Opt Express. 2024 May 6;32(10):16645-16656. doi: 10.1364/OE.516681.
Single-Photon Avalanche Diode (SPAD) direct Time-of-Flight (dToF) sensors provide depth imaging over long distances, enabling the detection of objects even in the absence of contrast in colour or texture. However, distant objects are represented by just a few pixels and are subject to noise from solar interference, limiting the applicability of existing computer vision techniques for high-level scene interpretation. We present a new SPAD-based vision system for human activity recognition, based on convolutional and recurrent neural networks, which is trained entirely on synthetic data. In tests using real data from a 64×32 pixel SPAD, captured over a distance of 40 m, the scheme successfully overcomes the limited transverse resolution (in which human limbs are approximately one pixel across), achieving an average accuracy of 89% in distinguishing between seven different activities.
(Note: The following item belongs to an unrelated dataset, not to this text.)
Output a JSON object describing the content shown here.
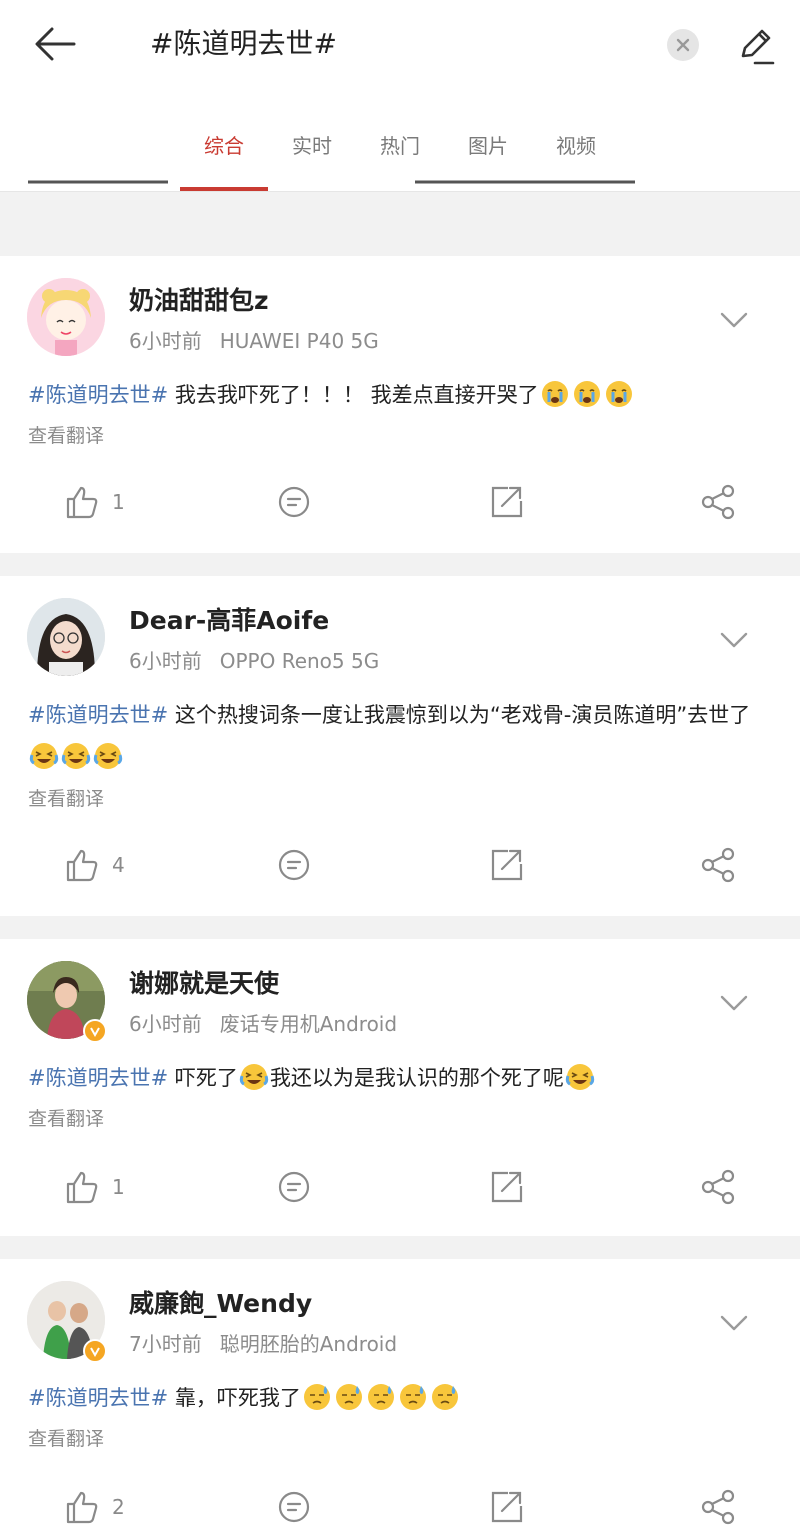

The approach analyses continuous streams of video-rate depth data at a maximal rate of 66 FPS when executed on a GPU, making it well-suited for real-time applications such as surveillance or situational awareness in autonomous systems.
单光子雪崩二极管 (SPAD) 直接飞行时间 (dToF) 传感器可实现远距离深度成像,即使在颜色或纹理对比度缺乏的情况下也能检测到物体。然而,远距离物体只由几个像素表示,并且受到太阳干扰噪声的限制,这限制了现有计算机视觉技术在高级场景解释中的适用性。我们提出了一种新的基于 SPAD 的视觉系统,用于人体活动识别,该系统基于卷积和循环神经网络,完全在合成数据上进行训练。在使用来自 64×32 像素 SPAD 的实际数据进行的测试中,该方案成功克服了有限的横向分辨率(其中人体四肢大约为一个像素宽),在区分七种不同活动方面的平均准确率达到 89%。该方法在 GPU 上以最大 66 FPS 的速率分析视频帧率的连续深度数据流,非常适合实时应用,如监控或自主系统中的态势感知。